When the Sabres took the ice on Monday morning, the entire starting lineup found itself thrown into a line blender.
Offensive stars Jack Eichel, Sam Reinhart and Jeff Skinner now find themselves all on their own lines.
In the grand scheme of things, diversifying the offensive side of your hockey team does not sound like a bad idea but in this scenario, it reeks of desperation.
It has been discussed ad nauseam, but since their winning streak ended on November 29, the Sabres have gone from the penthouse to the outhouse in most aspects.
If words do not tell that story well-enough, basic statistics should do the trick.
From October 3 to November 28, the Buffalo Sabres were the talk of the town - a surprising 36 points in 25 games (17-6-2) will do that for you.
Heading into Monday night’s game with the Minnesota Wild, Buffalo is 30th in the NHL with 20 points (8-14-4) in 26 games.
The offense has only trailed off a little - 76 goals in the first 25 games, compared to 69 goals in the last 26 games – but their performance leaves a lot to be desired.
Offensively, the power play is a big issue - which has fallen almost 6% since November.
Looking defensively, goals allowed has also become one of the bigger issues for this team.
In their first 25 games, Buffalo allowed 68 goals – 11th in the league. In the 26 games since they have allowed 87 goals – 21st in the league.
When it comes to figuring out where the hammer drops, Phil Housley clued us in a little on Monday morning.
In his weekly radio appearance on WGR, Housley pointed out that Carter Hutton started over Linus Ullmark following a 1-0 loss in Dallas solely because of the loss, not because of his actual overall performance.
The game in which Hutton started? A 7-3 loss to a Chicago Blackhawks team that currently sits in 14th in the Western Conference.
Fresh with those comments in hand, it seems safe to presume that things are very black-and-white over at the KeyBank Center - which makes a lot of sense when you look at how other decisions have been made.
It begs the question - why would the Sabres keep forward Remi Elie around since October, despite having much more capable talent in Rochester?
Elie goes from being a healthy scratch in seven straight games to getting a start against his old team - a signature Phil Housley move - and then being made the sacrificial lamb, following the aforementioned embarrassing loss to the Chicago Blackhawks.

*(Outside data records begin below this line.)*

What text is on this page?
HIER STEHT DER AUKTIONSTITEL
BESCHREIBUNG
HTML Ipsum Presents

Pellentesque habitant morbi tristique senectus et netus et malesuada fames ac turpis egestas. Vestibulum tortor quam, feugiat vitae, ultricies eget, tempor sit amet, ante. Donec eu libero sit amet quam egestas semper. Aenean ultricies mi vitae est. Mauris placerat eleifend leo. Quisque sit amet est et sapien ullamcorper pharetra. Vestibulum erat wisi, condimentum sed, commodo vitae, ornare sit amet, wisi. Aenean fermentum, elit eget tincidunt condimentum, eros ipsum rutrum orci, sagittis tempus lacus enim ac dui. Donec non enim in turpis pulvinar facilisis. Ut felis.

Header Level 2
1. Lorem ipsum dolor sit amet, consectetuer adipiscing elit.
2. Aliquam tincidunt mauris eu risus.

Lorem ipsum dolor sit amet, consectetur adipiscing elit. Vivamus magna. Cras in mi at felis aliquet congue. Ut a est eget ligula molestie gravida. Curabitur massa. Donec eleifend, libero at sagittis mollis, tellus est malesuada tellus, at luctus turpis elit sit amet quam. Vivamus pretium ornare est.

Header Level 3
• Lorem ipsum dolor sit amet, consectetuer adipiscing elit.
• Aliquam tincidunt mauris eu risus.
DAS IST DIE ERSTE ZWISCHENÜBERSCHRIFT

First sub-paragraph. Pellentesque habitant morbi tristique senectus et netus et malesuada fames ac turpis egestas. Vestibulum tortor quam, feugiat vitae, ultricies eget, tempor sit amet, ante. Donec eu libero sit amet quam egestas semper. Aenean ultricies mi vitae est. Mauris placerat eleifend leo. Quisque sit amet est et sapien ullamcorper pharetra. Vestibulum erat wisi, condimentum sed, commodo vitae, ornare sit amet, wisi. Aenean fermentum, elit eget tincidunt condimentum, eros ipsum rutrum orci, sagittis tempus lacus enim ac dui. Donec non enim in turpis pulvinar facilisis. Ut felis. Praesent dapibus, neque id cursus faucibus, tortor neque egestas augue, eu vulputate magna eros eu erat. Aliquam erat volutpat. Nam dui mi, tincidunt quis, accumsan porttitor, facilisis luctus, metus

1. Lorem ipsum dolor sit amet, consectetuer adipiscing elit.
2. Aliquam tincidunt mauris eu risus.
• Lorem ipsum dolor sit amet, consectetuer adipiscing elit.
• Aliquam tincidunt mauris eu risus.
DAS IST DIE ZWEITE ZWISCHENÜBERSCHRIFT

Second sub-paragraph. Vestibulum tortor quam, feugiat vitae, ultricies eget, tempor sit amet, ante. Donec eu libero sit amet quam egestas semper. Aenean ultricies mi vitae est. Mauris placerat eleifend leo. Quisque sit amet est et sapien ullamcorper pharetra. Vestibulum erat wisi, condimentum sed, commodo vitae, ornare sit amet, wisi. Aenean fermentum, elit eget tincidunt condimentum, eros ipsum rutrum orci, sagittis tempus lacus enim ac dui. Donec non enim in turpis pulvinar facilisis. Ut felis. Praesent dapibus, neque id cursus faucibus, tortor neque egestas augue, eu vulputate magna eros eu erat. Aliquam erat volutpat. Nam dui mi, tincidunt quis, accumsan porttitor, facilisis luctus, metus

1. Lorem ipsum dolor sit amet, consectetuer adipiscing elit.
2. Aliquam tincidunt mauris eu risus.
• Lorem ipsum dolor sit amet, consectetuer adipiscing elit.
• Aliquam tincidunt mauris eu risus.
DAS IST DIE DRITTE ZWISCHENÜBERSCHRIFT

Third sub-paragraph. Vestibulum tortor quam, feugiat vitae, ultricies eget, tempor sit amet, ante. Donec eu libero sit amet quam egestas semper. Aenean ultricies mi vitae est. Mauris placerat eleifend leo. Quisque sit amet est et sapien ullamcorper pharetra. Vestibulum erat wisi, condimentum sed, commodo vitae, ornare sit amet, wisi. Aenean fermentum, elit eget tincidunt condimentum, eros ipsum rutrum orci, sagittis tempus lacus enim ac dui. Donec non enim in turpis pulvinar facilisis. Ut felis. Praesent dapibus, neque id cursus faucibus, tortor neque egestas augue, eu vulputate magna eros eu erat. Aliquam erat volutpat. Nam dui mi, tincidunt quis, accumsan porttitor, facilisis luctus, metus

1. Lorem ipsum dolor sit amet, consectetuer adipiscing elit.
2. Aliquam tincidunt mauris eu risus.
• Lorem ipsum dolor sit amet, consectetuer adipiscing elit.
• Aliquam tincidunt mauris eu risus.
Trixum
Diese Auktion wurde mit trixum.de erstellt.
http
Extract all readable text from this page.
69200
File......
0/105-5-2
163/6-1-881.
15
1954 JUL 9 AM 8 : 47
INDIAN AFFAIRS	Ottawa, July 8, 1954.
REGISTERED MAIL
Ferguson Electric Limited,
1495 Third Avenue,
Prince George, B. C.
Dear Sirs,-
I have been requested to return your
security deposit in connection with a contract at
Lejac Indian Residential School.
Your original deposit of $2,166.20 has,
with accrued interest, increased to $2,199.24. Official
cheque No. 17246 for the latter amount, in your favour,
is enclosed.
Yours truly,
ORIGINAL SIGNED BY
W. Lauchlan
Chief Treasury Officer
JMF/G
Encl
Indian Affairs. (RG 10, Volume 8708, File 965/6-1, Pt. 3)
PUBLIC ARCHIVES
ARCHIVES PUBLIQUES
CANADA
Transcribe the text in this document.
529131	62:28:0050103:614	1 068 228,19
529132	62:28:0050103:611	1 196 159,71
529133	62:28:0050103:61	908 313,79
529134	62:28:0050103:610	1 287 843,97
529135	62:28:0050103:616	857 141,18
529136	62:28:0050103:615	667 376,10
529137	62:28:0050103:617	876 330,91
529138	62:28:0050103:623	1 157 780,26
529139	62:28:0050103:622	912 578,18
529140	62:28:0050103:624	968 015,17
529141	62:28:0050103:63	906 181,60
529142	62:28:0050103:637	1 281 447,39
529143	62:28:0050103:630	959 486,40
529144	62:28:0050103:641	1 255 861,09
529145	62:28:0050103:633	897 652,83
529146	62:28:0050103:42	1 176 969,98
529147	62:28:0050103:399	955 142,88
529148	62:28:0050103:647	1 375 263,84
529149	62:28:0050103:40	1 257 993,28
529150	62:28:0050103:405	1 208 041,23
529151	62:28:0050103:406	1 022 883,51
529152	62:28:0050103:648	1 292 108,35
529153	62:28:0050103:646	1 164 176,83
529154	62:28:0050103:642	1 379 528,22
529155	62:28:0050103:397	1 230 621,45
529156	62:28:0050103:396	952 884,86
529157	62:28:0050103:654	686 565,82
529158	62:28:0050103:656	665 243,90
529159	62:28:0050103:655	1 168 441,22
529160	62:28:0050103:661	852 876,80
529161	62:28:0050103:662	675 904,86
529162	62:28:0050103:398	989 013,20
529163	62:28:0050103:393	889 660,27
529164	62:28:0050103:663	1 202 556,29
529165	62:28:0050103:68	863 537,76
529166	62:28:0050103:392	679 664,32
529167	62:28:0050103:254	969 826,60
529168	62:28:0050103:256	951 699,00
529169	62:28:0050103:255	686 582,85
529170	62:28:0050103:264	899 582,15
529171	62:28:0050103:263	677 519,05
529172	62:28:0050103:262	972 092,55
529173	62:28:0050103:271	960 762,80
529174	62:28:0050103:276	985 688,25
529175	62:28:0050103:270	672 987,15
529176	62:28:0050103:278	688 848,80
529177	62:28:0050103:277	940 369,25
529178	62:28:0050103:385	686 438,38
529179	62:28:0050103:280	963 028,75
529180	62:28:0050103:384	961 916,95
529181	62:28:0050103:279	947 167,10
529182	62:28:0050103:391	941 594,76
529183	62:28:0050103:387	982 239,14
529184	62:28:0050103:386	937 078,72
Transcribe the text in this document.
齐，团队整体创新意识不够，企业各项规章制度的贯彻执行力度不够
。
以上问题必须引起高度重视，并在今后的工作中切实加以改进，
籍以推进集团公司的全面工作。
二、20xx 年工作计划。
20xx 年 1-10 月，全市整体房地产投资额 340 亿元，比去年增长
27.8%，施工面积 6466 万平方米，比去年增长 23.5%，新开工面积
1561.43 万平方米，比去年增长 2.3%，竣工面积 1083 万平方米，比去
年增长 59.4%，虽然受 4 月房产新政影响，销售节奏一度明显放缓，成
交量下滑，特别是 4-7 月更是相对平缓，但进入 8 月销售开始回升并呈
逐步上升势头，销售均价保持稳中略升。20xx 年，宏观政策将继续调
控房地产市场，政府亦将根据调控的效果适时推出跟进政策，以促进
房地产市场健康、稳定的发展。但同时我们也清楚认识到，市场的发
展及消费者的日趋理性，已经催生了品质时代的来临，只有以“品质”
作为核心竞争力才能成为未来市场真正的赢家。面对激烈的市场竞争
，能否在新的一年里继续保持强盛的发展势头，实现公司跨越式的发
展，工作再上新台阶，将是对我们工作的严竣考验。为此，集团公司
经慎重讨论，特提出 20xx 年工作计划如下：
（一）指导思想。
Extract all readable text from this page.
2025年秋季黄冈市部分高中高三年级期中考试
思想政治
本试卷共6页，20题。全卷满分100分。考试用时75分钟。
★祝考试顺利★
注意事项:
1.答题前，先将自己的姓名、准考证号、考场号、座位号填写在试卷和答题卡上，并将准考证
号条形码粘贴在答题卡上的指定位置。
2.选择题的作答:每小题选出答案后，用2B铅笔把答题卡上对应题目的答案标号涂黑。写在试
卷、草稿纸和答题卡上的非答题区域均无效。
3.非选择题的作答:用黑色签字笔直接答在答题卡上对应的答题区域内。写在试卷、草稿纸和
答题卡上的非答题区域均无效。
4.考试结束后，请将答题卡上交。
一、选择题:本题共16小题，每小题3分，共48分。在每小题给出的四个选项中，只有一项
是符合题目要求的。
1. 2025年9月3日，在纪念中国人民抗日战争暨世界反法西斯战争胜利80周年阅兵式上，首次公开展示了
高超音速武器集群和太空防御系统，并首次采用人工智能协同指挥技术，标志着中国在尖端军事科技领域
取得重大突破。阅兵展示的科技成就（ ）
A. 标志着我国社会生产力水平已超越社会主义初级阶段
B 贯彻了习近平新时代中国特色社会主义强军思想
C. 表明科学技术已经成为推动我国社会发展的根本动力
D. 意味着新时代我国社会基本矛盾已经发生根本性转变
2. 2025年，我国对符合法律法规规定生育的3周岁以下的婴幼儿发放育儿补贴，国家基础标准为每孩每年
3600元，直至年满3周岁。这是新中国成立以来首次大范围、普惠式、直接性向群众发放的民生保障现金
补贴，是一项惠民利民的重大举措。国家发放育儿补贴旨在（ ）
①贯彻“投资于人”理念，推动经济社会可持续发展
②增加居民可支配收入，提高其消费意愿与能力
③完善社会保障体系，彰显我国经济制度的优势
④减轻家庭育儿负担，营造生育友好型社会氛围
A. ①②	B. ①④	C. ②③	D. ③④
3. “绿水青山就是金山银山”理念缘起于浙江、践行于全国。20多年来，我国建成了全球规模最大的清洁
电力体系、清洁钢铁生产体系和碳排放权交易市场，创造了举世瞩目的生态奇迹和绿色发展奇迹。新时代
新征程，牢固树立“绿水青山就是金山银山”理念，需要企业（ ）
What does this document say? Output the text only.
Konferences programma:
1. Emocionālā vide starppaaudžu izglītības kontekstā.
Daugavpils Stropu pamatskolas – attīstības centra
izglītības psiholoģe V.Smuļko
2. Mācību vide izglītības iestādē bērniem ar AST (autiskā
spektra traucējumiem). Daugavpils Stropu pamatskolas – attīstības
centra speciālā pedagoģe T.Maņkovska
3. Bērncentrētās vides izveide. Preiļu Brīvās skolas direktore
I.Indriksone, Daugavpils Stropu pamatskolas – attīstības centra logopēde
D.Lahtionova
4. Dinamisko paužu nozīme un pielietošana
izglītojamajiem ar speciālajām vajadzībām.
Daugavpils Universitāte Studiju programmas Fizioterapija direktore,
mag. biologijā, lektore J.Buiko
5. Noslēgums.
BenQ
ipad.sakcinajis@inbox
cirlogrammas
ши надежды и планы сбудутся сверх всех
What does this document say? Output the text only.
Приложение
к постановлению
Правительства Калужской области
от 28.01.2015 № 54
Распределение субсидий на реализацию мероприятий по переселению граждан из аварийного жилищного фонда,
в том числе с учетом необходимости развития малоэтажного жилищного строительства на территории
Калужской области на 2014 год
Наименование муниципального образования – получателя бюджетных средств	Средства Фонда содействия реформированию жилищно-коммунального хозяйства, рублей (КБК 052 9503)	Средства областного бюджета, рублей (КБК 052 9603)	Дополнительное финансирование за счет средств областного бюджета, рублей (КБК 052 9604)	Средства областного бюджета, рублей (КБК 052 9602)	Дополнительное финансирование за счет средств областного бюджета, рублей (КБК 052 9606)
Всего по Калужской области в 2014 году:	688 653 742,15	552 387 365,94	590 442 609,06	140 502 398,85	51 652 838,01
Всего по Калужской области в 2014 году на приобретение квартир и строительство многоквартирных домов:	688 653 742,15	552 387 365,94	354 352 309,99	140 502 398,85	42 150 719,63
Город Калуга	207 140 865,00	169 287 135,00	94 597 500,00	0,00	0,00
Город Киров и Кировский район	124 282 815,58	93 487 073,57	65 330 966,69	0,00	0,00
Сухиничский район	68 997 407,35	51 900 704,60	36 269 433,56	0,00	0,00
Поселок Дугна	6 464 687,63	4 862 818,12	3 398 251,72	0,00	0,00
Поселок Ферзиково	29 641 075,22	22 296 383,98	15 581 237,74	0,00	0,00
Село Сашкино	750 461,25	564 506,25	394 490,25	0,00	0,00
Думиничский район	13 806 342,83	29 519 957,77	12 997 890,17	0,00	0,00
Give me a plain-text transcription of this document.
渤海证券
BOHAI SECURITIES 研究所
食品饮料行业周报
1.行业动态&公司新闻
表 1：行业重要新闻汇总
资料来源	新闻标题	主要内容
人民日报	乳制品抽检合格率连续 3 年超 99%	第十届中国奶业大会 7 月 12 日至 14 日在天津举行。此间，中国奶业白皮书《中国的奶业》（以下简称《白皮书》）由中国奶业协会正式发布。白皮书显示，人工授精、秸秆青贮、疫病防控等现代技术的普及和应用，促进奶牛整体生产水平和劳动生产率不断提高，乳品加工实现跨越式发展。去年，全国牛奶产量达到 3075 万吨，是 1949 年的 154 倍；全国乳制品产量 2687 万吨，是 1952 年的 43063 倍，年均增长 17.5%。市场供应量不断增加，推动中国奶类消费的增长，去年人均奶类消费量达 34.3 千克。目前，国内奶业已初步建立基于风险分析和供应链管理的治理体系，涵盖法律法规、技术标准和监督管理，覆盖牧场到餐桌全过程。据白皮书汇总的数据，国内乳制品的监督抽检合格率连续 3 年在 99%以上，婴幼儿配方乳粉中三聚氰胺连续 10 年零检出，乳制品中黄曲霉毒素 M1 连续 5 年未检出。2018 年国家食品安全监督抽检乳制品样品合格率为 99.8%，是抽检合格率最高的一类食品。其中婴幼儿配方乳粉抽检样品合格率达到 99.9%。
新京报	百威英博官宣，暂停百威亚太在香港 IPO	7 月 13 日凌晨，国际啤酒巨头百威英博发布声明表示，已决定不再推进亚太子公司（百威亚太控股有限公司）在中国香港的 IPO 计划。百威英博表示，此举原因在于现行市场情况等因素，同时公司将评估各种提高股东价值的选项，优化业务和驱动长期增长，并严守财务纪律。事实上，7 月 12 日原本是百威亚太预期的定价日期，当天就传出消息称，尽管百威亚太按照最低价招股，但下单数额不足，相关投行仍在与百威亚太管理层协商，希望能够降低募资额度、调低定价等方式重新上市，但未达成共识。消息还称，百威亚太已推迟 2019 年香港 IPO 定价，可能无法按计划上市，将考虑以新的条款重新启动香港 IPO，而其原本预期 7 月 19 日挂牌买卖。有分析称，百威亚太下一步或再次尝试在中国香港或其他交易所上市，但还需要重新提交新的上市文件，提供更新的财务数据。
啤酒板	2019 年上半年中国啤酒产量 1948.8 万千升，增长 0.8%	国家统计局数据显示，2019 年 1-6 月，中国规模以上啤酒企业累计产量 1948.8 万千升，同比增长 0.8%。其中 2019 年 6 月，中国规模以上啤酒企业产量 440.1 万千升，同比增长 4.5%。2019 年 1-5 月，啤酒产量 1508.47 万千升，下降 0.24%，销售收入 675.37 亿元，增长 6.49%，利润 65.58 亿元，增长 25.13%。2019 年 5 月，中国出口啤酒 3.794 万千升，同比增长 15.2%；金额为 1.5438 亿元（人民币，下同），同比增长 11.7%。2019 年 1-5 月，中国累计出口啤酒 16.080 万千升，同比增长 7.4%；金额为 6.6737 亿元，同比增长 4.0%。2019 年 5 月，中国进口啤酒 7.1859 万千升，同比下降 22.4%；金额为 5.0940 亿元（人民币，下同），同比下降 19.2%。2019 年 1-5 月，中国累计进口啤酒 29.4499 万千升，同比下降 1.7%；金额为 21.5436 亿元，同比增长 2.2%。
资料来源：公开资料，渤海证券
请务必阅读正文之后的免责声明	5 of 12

C.J. Smith finally gets a fair shake - it appears - but with how things have gone up to this point, it remains a mystery as to how short of a leash Smith actually has.
With Buffalo taking on water at a rapid pace, it should be pointed out that they are very surprisingly only three points out of an Eastern Conference Wild Card berth.
The teams ahead of Buffalo for that final spot are starting to create some breathing room, which means the time is now for this team to put up or shut up.
From the outside looking in, it used to seem like there was a large amount of method to the somewhat small amount of madness behind the bench.
As the season has progressed, we have come to find out that those roles might actually be reversed.
With the Trade Deadline rapid approaching, cynicism growing at an unhealthy pace and their grip on a potential playoff berth weakening, what does this team need to do to right the ship before it is too late?